### Standard Practice for Calculating and Using Basic Statistics

Active Standard ASTM E2586 | Developed by Subcommittee: E11.10

Book of Standards Volume: 14.05

 Format Pages Price PDF 22 \$75.00 ADD TO CART Hardcopy (shipping and handling) 22 \$75.00 ADD TO CART

Abstract

This practice covers methods and equations for computing and presenting basic statistics. This practice includes simple descriptive statistics for variable and attribute data, elementary methods of statistical inference, and tabular and graphical methods for variable data. Some interpretation and guidance for use is also included.

This practice provides approaches for characterizing a sample of n observations that arrive in the form of a data set. Large data sets from organizations, businesses, and governmental agencies exist in the form of records and other empirical observations. Research institutions and laboratories at universities, government agencies, and the private sector also generate considerable amounts of empirical data.

This abstract is a brief summary of the referenced standard. It is informational only and not an official part of the standard; the full text of the standard itself must be referred to for its use and application. ASTM does not give any warranty express or implied or make any representation that the contents of this abstract are accurate, complete or up to date.

Significance and Use

4.1 This practice provides approaches for characterizing a sample of n observations that arrive in the form of a data set. Large data sets from organizations, businesses, and governmental agencies exist in the form of records and other empirical observations. Research institutions and laboratories at universities, government agencies, and the private sector also generate considerable amounts of empirical data.

4.1.1 A data set containing a single variable usually consists of a column of numbers. Each row is a separate observation or instance of measurement of the variable. The numbers themselves are the result of applying the measurement process to the variable being studied or observed. We may refer to each observation of a variable as an item in the data set. In many situations, there may be several variables defined for study.

4.1.2 The sample is selected from a larger set called the population. The population can be a finite set of items, a very large or essentially unlimited set of items, or a process. In a process, the items originate over time and the population is dynamic, continuing to emerge and possibly change over time. Sample data serve as representatives of the population from which the sample originates. It is the population that is of primary interest in any particular study.

4.2 The data (measurements and observations) may be of the variable type or the simple attribute type. In the case of attributes, the data may be either binary trials or a count of a defined event over some interval (time, space, volume, weight, or area).
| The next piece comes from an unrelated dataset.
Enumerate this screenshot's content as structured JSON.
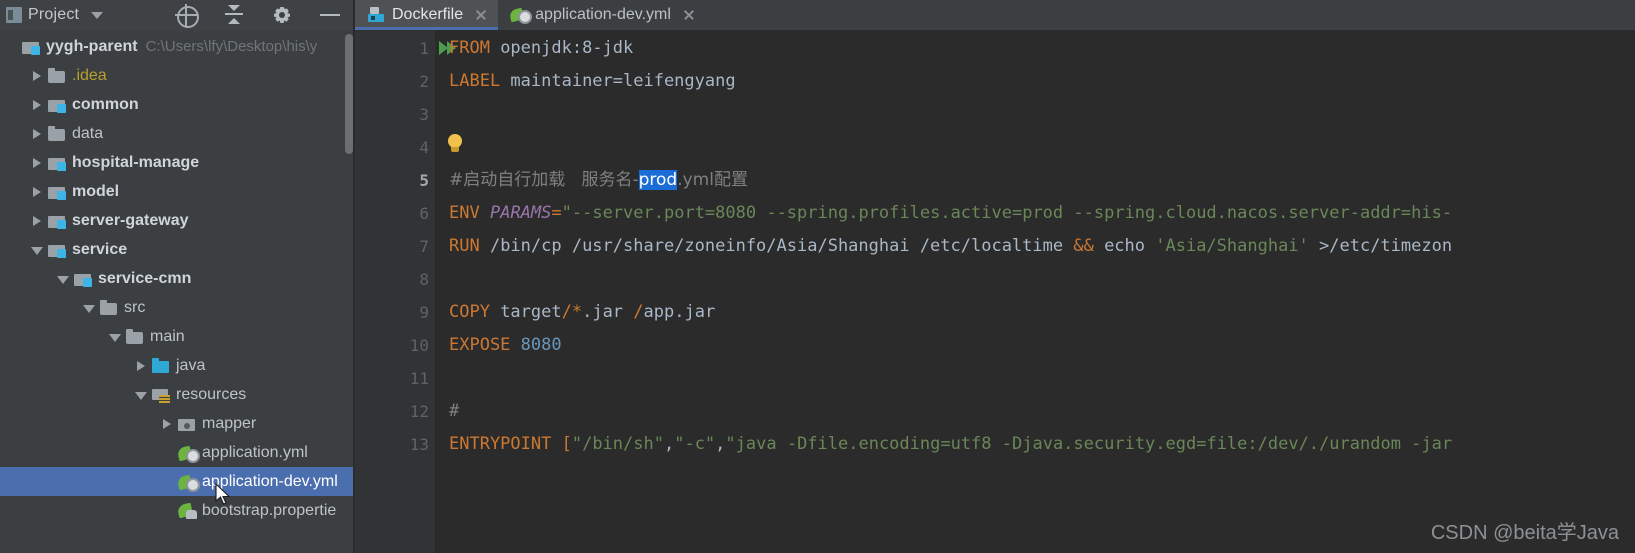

Binary trials consist of a sequence of 0s and 1s in which a “1” indicates that the inspected item exhibited the attribute being studied and a “0” indicates the item did not exhibit the attribute. Each inspection item is assigned either a “0” or a “1.” Such data are often governed by the binomial distribution. For a count of events over some interval, the number of times the event is observed on the inspection interval is recorded for each of n inspection intervals. The Poisson distribution often governs counting events over an interval.

4.3 For sample data to be used to draw conclusions about the population, the process of sampling and data collection must be considered, at least potentially, repeatable. Descriptive statistics are calculated using real sample data that will vary in repeating the sampling process. As such, a statistic is a random variable subject to variation in its own right. The sample statistic usually has a corresponding parameter in the population that is unknown (see Section 5). The point of using a statistic is to summarize the data set and estimate a corresponding population characteristic or parameter, or to test a hypothesis.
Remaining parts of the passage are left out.